I hadn’t felt this type of nerves, worry, and uncertainty for a long time. I was reminded just how comfortable we can get with our lives. I remember that while learning something new can be frustrating, it’s also a wonderful feeling when you get it. When I did manage to maneuver the car home from a trip I felt better. I did enough driving on our honeymoon to give Anne a good break. I even managed driving around the city of Calgary but almost pulled the steering wheel off with anxiety and nerves. Anne and I laugh about still to this day.
This Christmas, I managed the drive home from Mason City, Anne’s hometown all by myself. I still get nervous in town, and I still haven’t completely mastered driving manual. I drove a friend through town last night he chuckled at my nerves at stoplights. At the end of 2014 I have added a skill to my repertoire, albeit one I don’t completely trust myself with yet.
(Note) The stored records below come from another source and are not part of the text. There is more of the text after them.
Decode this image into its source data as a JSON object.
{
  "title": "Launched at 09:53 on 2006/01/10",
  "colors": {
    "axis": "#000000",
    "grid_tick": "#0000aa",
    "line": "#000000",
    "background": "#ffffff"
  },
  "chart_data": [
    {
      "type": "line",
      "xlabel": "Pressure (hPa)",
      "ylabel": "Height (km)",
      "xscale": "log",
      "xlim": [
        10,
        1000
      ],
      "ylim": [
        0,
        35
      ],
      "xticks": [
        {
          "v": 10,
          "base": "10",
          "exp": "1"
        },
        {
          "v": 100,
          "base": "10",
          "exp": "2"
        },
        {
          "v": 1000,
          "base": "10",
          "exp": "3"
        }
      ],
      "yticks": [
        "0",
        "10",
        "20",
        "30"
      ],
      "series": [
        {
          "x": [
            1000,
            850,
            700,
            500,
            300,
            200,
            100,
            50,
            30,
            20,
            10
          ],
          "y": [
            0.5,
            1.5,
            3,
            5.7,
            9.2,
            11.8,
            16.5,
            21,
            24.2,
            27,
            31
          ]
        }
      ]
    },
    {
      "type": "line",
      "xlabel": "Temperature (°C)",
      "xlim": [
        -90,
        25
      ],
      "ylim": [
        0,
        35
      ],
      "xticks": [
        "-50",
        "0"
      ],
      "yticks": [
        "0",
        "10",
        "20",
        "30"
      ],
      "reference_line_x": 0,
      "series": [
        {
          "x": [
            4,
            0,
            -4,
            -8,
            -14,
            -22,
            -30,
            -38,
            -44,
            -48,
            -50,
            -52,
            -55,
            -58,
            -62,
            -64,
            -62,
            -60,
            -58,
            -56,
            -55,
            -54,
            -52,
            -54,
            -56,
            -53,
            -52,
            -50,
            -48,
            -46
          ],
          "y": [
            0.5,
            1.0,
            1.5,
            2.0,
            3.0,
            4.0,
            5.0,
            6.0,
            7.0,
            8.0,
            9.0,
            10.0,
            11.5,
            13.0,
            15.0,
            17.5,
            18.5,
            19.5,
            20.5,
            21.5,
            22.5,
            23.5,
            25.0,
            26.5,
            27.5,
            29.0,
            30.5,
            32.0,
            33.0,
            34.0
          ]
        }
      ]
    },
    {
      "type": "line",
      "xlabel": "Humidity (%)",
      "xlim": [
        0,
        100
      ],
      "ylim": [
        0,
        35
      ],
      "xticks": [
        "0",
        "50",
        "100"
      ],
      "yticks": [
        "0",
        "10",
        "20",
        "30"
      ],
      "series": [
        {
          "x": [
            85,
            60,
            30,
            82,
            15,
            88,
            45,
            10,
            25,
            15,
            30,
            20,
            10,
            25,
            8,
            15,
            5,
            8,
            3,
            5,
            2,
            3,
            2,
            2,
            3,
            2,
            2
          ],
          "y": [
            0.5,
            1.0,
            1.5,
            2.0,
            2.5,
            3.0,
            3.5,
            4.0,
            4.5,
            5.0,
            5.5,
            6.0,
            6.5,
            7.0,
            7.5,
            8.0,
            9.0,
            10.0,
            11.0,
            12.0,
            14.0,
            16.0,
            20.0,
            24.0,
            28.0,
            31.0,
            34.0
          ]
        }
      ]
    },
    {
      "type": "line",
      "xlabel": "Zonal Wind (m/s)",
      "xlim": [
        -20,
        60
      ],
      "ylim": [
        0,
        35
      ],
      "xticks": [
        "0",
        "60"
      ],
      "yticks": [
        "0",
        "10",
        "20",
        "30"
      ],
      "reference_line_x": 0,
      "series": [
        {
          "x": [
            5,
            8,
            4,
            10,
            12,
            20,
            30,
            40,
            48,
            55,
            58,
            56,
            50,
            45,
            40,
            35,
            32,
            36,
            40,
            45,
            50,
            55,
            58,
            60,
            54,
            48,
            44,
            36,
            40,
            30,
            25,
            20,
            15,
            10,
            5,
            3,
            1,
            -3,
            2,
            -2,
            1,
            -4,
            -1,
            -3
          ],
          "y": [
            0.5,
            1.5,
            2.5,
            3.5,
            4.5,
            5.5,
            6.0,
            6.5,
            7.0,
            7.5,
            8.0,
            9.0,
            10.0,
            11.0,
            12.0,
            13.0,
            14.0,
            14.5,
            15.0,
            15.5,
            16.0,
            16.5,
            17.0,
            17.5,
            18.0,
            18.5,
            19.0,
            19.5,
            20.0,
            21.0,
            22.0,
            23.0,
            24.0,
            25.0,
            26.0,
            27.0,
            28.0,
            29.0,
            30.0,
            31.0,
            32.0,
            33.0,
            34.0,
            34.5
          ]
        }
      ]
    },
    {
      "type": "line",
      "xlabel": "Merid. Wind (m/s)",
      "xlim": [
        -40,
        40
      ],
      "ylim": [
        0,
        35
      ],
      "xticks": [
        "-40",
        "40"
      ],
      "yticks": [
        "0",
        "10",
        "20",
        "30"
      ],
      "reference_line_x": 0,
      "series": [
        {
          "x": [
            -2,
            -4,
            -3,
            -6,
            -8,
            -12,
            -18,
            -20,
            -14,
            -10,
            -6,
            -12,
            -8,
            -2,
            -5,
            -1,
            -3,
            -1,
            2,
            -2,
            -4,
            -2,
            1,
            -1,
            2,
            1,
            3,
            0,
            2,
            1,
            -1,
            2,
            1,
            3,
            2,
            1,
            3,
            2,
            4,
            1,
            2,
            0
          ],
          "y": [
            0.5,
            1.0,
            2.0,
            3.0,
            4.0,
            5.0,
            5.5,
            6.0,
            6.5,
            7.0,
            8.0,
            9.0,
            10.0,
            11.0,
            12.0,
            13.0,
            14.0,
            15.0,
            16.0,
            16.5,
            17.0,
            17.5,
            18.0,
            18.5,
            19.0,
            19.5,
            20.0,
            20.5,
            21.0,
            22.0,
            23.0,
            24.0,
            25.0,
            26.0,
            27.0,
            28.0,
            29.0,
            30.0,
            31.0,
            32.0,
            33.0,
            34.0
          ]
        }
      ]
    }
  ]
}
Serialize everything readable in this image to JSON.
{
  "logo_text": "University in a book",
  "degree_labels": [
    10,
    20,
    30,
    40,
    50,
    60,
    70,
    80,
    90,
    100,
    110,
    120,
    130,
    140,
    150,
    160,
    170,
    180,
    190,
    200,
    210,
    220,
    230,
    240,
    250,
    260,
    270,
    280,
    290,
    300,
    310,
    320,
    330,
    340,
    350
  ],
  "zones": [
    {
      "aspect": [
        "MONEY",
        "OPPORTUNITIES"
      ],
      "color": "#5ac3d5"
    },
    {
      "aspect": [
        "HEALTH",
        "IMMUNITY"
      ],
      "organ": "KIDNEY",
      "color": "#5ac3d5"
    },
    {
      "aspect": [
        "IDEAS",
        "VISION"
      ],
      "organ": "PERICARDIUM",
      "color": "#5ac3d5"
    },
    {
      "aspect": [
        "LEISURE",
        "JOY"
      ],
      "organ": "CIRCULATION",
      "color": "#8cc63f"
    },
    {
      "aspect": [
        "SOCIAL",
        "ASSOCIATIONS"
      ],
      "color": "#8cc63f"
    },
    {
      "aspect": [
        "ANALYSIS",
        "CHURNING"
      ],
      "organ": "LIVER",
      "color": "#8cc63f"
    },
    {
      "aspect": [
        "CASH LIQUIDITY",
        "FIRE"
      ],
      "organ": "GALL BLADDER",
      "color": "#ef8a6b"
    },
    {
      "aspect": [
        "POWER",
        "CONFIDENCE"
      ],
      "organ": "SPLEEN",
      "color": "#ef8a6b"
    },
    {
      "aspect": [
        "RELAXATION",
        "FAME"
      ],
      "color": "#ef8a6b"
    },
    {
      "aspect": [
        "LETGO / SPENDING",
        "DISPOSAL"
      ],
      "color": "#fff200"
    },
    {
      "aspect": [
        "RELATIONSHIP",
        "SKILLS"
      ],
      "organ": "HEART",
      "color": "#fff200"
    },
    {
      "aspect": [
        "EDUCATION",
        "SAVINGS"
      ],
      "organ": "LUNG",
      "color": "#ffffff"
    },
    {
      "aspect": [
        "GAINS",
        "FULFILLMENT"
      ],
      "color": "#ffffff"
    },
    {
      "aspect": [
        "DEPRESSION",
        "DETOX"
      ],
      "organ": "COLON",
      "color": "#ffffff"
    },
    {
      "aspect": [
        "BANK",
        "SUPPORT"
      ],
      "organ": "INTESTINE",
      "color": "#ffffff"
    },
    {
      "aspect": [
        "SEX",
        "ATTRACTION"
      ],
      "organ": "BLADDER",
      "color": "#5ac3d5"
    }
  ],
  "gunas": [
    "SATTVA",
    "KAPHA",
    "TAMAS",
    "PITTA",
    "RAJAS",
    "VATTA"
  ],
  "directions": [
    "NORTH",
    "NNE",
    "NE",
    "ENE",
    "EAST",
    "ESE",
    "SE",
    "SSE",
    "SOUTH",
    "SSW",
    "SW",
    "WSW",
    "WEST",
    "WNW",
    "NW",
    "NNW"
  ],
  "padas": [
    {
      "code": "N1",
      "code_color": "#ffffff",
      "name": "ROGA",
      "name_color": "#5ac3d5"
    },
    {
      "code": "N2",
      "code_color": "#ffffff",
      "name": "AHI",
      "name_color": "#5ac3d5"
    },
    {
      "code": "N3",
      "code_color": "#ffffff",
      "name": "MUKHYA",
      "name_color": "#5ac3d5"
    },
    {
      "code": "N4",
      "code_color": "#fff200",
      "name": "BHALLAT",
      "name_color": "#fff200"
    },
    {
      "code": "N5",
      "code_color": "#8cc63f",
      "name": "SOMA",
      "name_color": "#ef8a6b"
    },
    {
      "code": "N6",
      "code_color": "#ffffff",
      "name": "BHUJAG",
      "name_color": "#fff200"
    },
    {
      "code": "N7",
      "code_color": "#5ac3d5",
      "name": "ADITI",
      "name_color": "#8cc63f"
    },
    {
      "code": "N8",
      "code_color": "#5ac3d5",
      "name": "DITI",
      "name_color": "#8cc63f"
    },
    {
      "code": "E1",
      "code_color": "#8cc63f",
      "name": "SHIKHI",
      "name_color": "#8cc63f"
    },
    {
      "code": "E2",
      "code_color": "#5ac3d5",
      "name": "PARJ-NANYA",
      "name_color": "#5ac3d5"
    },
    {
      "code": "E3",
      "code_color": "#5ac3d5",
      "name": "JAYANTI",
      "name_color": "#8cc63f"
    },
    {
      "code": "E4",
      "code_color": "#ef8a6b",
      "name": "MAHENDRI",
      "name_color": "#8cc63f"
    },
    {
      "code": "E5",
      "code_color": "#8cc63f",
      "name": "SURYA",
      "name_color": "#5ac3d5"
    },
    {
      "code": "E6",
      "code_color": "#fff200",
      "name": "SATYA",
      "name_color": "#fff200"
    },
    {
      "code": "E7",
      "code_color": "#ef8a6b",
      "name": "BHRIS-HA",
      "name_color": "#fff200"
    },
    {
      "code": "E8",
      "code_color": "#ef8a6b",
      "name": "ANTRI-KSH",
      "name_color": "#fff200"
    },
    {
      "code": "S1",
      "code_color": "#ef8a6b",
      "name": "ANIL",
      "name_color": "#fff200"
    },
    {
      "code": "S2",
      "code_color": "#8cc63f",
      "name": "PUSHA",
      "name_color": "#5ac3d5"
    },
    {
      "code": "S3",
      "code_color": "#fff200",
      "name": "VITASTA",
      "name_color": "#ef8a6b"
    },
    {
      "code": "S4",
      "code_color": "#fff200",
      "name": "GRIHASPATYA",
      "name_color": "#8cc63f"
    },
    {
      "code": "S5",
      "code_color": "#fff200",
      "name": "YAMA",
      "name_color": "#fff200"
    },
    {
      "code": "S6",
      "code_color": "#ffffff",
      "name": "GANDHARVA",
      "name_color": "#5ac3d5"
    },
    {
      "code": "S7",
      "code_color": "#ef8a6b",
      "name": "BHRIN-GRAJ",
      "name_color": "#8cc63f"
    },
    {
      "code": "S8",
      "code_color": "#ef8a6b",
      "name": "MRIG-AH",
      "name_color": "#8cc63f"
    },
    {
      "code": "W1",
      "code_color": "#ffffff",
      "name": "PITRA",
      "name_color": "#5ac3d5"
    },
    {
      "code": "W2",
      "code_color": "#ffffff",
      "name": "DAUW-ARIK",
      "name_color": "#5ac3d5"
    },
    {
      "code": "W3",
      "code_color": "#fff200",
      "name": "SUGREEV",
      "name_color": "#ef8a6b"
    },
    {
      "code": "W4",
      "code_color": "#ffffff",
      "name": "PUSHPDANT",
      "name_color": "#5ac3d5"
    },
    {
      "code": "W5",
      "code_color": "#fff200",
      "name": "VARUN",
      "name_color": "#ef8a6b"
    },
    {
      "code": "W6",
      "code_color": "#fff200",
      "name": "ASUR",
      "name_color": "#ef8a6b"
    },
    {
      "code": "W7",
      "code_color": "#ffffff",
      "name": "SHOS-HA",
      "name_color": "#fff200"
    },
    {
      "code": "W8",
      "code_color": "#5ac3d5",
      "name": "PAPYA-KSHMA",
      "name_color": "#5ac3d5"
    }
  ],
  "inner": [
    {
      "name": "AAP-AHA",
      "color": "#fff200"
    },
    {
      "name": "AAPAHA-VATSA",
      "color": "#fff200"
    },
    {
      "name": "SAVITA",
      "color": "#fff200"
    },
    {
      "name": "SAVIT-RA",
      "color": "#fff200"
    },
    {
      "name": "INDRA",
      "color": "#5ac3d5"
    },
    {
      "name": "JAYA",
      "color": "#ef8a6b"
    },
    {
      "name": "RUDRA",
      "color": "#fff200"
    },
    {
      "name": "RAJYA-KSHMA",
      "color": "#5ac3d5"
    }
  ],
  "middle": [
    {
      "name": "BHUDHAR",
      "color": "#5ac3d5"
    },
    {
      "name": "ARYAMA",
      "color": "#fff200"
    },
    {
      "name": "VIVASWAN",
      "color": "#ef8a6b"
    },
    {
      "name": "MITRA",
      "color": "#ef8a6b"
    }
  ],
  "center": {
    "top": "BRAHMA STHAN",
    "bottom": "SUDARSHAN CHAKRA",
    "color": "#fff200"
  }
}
It’s good to be nervous, it’s good to struggle with skills, and it’s good to have to learn. My dad used to always have a saying, “No one stays the same, you are either getting better or worse,” I got a lot better in 2014 in a number of areas. After my car experience I will pick something else I don’t know how to do and attempt to learn it in 2015. Maybe I will take a dance class with Anne, maybe learn sign language, or maybe I’ll learn how to sing. Just kidding about signing I will never be able to carry a tune. It doesn’t make any sense to not learn and keep improving your gears.
Enjoy the last bit of your 2014. See you in 2015.